Company financing: Debt and equity
A company is able to have a comparative advantage against its competitors based on lower financing costs. Ford (F) is now rated BBB- by S&P and Baa3 by Moody’s. GM (GM) is rated BB+ by S&P and Ba1 by S&P. Toyota (TM) is rated AA- by S&P and Aa3 by Moody’s. This has a direct impact on how much the companies have to spend to finance their operations. Currently, Toyota’s bond maturing in September 2021 is trading at 2.79%. Ford’s bond maturing in September 2021 is trading at a yield-to-worst of 3.49%. GM’s bond maturing in May 2023 is trading at 4.4%. In the debt market, Toyota has an advantage against Ford and GM. I once heard from a manager at a large company that he had to fire a lot of people in order to improve his operating margin 0.20%. So TM having a 1.60% lower cost financing is a real benefit to the company.
The higher ratings of TM are interesting in light of the company’s current capitalization structure, which is 1.11 debt-to-capitalization. This means TM had more debt than book-to-equity at its March 2013 fiscal year end. GM had 84% debt-to-capitalization, meaning it had more book-to-equity than debt at its fiscal year end 2013. Ford’d fiscal year end 2013 debt-to-capitalization was 81%. The ratings of TM were supported by the company’s interest-to-coverage ratio, earnings before interest, and taxes to interest expense. This is a measure of how much earnings a company has to pay its interest due each period. In the case of TM, the coverage ratio was 57x at its fiscal year end 2013. GM’s interest coverage was 13.7x and F’s interest coverage was 6.4x.
There’s a lot of analysis that goes into a credit rating, but for investors, it’s important to know a company’s earnings versus its debt obligations. A company is financed with debt and equity. We’ll now compare what the market is saying about the three companies in the equity market.
Looking at the equity market , we’ll consider the price-to-earnings ratio (P/E), reflecting the price per share divided by the earnings per share. Each of the three companies, F, GM, and TM are pursuing their own strategies with varying success.
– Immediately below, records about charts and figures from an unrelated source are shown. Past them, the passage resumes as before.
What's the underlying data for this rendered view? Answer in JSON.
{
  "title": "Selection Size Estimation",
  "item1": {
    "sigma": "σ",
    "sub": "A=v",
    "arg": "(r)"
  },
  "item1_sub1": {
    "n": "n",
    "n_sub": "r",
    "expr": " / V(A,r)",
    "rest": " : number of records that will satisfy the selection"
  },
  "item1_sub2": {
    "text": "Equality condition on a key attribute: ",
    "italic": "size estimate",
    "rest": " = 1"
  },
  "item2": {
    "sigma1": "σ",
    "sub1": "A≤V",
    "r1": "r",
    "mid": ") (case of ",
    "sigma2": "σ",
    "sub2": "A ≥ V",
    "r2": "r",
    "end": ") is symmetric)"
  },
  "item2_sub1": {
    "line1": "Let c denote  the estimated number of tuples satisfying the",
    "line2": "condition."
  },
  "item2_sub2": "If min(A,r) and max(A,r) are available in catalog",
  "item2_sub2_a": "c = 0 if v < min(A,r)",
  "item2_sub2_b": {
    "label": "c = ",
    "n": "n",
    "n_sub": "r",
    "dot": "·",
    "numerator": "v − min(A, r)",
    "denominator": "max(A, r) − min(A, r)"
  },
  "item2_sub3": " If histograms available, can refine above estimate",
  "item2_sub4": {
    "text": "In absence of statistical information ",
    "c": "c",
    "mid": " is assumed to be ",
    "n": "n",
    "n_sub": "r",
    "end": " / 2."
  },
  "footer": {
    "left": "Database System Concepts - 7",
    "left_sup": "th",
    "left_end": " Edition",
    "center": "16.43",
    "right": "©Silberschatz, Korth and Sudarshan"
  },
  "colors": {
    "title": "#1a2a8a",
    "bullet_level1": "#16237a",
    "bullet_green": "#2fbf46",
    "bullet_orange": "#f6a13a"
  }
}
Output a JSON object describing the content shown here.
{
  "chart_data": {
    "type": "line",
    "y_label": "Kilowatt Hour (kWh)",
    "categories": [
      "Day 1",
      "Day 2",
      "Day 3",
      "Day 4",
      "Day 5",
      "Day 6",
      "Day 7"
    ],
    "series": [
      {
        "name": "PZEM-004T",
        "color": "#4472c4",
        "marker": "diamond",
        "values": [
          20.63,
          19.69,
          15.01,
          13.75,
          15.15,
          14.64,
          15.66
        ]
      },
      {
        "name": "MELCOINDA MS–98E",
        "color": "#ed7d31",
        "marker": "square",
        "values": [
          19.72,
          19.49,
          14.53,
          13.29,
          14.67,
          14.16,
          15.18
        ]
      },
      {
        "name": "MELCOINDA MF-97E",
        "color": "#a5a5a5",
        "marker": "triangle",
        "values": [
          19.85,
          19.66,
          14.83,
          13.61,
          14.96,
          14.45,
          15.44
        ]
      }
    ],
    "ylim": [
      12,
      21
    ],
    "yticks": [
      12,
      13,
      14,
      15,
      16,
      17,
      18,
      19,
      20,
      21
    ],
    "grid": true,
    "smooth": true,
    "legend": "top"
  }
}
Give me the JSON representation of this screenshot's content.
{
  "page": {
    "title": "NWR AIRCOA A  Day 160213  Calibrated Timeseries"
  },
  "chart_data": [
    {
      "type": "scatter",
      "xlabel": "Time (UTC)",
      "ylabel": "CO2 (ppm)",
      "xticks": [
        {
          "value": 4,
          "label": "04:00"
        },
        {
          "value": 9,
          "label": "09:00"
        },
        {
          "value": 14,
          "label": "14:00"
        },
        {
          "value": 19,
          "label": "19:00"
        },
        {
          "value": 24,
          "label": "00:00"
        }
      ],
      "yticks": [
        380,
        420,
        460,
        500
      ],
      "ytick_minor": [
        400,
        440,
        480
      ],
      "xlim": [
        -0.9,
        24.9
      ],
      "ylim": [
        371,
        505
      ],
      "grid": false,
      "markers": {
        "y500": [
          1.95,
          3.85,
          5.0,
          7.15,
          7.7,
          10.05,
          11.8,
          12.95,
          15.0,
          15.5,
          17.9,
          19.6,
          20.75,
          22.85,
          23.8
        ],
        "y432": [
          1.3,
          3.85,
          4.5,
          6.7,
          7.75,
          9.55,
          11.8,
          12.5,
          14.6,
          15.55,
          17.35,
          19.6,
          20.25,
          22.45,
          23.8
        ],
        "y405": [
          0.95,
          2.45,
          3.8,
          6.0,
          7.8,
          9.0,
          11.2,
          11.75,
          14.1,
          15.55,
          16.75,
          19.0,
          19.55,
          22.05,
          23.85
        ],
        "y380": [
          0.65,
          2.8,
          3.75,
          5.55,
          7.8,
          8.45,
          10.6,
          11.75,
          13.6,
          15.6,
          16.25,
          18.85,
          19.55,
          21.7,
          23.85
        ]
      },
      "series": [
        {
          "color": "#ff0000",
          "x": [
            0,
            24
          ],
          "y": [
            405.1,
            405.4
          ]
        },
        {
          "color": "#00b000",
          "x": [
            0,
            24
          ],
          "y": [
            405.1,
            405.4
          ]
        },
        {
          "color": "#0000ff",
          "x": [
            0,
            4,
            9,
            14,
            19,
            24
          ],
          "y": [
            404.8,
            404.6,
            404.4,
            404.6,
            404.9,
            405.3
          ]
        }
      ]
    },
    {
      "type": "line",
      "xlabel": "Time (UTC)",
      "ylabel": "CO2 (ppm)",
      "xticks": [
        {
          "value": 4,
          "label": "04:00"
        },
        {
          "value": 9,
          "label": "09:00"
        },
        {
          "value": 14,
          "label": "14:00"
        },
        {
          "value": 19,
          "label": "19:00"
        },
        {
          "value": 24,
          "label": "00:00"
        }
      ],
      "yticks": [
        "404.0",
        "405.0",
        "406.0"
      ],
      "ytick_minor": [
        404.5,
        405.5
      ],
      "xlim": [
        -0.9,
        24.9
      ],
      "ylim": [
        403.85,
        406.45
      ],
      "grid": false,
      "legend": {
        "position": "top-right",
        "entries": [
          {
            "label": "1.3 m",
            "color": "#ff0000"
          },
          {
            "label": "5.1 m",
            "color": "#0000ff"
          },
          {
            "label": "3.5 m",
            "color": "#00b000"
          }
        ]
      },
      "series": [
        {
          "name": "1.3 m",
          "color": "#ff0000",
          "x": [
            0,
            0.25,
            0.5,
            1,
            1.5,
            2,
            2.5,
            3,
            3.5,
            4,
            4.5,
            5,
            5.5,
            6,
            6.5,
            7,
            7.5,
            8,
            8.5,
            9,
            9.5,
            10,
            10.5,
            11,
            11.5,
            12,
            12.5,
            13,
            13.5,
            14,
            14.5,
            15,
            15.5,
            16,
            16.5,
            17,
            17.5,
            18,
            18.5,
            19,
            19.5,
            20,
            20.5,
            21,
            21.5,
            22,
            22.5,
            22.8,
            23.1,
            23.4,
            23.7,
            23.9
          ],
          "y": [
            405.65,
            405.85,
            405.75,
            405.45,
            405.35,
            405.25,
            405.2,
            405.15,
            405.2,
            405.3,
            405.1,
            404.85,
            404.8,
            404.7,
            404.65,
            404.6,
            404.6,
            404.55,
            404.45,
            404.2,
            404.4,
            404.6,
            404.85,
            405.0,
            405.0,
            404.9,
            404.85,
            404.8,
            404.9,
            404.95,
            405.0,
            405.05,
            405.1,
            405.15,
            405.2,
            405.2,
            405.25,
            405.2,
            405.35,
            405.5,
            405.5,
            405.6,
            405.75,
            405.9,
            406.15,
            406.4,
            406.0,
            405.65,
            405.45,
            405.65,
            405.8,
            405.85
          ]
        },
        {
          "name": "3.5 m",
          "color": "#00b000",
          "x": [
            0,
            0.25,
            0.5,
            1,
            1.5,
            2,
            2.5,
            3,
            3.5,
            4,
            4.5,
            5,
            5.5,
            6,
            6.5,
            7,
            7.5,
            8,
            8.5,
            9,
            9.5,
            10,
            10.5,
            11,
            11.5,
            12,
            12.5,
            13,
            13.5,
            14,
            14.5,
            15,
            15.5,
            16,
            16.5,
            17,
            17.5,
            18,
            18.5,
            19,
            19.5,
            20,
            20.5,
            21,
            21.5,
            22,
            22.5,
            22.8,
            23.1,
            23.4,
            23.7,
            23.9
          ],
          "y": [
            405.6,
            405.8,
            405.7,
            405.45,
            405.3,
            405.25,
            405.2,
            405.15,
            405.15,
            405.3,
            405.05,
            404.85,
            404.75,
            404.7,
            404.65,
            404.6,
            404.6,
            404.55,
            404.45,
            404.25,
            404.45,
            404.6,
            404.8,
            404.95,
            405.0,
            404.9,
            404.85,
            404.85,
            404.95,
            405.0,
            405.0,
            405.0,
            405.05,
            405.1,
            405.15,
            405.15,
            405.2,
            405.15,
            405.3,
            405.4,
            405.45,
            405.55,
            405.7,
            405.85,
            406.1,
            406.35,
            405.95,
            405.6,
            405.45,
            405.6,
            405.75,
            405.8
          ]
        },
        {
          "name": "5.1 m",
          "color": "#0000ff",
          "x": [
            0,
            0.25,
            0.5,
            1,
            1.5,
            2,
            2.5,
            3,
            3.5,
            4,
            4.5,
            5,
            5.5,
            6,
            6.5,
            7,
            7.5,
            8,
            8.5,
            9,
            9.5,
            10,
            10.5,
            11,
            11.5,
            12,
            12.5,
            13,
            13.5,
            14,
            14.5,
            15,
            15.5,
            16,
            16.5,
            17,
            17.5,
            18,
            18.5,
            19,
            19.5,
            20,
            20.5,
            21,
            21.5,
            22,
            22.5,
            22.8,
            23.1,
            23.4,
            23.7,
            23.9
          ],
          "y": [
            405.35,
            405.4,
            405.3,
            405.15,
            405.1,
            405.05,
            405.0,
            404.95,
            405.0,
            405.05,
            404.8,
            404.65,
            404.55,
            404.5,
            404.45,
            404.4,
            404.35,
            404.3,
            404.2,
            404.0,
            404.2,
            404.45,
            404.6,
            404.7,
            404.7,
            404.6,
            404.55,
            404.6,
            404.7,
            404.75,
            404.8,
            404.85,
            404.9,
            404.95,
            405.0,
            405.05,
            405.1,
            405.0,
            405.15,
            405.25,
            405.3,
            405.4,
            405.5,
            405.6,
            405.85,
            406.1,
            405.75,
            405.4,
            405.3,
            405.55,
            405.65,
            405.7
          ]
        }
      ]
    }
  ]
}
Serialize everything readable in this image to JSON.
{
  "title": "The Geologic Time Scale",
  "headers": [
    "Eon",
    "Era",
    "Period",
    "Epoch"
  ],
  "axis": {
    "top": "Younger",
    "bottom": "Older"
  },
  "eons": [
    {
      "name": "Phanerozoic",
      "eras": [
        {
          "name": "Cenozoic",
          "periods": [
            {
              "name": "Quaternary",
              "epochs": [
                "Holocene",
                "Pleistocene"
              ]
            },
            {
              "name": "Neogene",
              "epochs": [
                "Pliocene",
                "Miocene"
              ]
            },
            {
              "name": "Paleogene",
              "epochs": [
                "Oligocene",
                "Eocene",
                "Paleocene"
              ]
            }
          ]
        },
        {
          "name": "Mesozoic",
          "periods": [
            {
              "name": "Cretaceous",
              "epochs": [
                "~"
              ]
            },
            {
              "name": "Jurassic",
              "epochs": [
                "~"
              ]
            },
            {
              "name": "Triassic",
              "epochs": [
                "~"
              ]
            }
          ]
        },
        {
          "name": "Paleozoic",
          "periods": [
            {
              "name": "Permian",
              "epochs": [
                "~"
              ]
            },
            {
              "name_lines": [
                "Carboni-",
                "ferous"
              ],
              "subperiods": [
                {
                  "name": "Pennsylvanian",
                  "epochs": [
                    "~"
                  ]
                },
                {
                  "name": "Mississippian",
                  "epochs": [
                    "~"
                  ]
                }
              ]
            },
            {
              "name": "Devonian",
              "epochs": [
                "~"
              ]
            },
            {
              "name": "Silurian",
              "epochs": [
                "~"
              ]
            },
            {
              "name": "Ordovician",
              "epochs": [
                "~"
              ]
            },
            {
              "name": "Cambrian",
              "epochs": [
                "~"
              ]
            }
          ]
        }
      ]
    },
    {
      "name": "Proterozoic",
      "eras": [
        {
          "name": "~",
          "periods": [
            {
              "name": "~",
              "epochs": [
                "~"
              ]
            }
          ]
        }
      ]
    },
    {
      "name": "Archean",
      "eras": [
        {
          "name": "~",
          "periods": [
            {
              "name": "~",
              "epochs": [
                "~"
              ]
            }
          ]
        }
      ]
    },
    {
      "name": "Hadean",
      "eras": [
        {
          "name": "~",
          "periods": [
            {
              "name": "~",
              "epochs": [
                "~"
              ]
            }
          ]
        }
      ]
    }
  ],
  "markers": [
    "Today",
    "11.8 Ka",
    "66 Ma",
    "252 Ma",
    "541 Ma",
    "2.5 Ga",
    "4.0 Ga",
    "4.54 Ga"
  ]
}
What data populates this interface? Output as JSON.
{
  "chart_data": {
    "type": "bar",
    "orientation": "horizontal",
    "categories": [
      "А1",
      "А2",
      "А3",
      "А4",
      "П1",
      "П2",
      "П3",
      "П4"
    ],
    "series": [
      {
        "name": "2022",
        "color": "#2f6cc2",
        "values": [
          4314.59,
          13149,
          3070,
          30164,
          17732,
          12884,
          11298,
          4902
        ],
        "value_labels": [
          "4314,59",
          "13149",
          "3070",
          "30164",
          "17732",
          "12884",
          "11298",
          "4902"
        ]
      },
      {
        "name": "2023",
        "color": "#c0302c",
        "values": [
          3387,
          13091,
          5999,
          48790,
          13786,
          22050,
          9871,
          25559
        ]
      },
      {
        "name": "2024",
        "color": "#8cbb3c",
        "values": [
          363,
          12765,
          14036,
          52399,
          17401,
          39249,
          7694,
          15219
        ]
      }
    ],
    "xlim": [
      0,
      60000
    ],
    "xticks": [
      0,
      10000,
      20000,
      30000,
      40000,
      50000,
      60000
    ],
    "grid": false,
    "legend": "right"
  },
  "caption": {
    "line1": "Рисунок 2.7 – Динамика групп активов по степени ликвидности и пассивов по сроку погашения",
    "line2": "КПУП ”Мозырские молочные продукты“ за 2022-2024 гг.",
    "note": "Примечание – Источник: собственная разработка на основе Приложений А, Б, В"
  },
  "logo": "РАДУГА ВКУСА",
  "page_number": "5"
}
Perceptions of their success, in the past and looking into the future, reflect in the market.
EPS for the three manufacturers reflect less volatility for Ford’s earnings in 2014, while GM and TM U.S. are facing recalls in 2014. Looking forward into 2015 and 2016, the market anticipates closer valuations among the three companies as GM continues paying for recalls, Toyota ties up its recall expenses, and Ford’s earnings improve following recent investments. Each manufacturer has opportunities and risks. Currently, GM faces a recall of 2.7 million vehicles in the U.S. and Toyota is recalling 6.4 million globally. Toyota reserved $1.2 billion for the accelerator-related recall. VOW recalled 26,000 vehicles and issued a stop sale on a couple hundred thousand vehicles earlier this month. Looking at the industry level, the recalls will negatively impact the CARZ automotive industry ETF.